In the state of Chattisgarh, where the civil war is unfolding right now, the government raised this tribal militia which was funded by these corporations to go through the forests, and clear the people, so that these MoUs could be actualized. The media used to call the swathes as a Maoist corridor, some of us used to call it the MoUist corridor.”
In her book, ‘Field notes on Democracy: Listening to Grasshoppers,’ Roy writes, “Though the theatre of wars is in the jungles of central India, it will have serious consequences for us all.”

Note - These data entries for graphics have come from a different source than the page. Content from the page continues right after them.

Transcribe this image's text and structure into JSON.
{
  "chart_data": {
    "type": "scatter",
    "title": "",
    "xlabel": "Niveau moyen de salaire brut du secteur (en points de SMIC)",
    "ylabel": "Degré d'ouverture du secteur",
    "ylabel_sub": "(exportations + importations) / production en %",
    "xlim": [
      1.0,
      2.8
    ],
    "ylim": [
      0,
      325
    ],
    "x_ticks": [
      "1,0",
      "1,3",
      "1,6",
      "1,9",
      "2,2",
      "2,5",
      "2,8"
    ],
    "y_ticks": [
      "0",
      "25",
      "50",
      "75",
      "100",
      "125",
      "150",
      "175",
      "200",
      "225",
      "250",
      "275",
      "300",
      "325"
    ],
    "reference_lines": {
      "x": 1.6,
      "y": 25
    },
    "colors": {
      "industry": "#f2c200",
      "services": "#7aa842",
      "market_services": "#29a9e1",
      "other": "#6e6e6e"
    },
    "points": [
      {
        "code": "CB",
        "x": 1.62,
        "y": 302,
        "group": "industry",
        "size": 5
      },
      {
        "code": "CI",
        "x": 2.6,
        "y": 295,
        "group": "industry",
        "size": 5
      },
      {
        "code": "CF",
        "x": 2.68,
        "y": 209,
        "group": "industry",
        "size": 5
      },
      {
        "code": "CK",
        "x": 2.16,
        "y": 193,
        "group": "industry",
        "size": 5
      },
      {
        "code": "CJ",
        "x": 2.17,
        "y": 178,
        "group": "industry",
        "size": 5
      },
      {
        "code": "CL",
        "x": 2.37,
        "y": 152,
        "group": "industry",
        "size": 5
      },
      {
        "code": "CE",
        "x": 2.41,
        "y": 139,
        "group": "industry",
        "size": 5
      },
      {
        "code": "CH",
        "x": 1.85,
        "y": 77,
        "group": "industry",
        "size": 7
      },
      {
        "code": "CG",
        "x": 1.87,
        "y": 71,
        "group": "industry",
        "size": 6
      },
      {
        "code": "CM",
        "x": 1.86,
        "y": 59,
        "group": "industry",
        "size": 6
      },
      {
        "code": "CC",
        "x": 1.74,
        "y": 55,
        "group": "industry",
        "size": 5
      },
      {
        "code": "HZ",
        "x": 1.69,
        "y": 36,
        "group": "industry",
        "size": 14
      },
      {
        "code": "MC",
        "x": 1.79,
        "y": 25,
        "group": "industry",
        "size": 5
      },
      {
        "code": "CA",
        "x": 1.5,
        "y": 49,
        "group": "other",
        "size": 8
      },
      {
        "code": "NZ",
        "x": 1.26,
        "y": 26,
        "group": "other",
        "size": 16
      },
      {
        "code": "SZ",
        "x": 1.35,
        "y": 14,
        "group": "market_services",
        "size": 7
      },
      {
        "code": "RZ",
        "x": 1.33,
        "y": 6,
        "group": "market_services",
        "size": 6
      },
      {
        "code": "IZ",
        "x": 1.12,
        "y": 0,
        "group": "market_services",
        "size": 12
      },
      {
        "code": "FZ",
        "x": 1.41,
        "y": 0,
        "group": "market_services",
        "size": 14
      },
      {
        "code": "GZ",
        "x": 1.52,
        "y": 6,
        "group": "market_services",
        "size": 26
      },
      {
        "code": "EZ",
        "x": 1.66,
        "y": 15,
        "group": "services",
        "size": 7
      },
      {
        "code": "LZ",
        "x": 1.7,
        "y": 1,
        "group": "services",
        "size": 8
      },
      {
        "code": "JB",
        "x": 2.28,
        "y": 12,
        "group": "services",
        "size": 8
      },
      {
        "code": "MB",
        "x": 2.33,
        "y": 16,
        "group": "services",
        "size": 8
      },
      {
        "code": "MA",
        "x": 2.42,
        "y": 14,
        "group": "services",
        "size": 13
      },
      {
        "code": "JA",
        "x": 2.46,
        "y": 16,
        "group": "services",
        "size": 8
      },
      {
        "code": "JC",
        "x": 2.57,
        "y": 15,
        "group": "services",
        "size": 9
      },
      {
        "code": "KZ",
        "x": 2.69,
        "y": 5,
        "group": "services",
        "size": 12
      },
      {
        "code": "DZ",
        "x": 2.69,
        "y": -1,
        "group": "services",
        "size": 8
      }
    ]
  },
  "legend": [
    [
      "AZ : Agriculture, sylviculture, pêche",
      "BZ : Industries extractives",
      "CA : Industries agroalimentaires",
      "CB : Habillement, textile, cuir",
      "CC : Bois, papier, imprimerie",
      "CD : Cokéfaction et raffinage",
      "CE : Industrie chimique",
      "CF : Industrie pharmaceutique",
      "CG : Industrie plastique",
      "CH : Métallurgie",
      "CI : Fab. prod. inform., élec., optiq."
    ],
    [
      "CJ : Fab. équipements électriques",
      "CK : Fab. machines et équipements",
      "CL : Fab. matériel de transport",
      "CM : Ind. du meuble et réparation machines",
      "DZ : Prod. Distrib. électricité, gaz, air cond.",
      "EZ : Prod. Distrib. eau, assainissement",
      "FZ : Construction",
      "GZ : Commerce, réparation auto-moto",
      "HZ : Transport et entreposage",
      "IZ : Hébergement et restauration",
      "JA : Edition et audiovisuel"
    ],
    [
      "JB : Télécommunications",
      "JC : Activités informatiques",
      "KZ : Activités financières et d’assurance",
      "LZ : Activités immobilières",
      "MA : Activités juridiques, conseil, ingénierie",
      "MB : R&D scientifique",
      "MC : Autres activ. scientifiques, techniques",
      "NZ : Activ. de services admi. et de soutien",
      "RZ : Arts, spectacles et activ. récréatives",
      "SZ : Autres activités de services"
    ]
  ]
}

Adding, “The Indian Constitution, the moral underpinning of the Indian democracy was adopted by the Indian parliament in 1950, it was a tragic day for Indigenous people, the Constitution ratified colonial policy, and made the State custodian of tribal homelands, overnight it turned the Indigenous populations into squatters on their own land, they denied them the traditional rights to forest produce. It criminalized a whole way of life in exchange for their right to vote; it snatched their right to livelihood and dignity.”
“Having dispossessed them and push them into a downward spiral of indigence in a cruel slate of hand, the government began to use their own penury against them. Each time it needed to displace a large population for dams, irrigation projects, or mines, it talked of bringing tribals into the mainstream, of the tens of millions of internally displaced people, more than 30 million by the big dams alone, the refugees of India’s progress, the great majority are tribals. So, when the government talks about tribal welfare, its time to worry.”
“They are states that the decolonized Indian state immediately colonized. Now, those troops are actually defending the government’s rights to build big dams, to build power projects, to carry out the processes of privatization. In the last fifty years, more than thirty million people have been displaced by big dams alone in India. Of course, most of those are Indigenous people or people who live off the land.”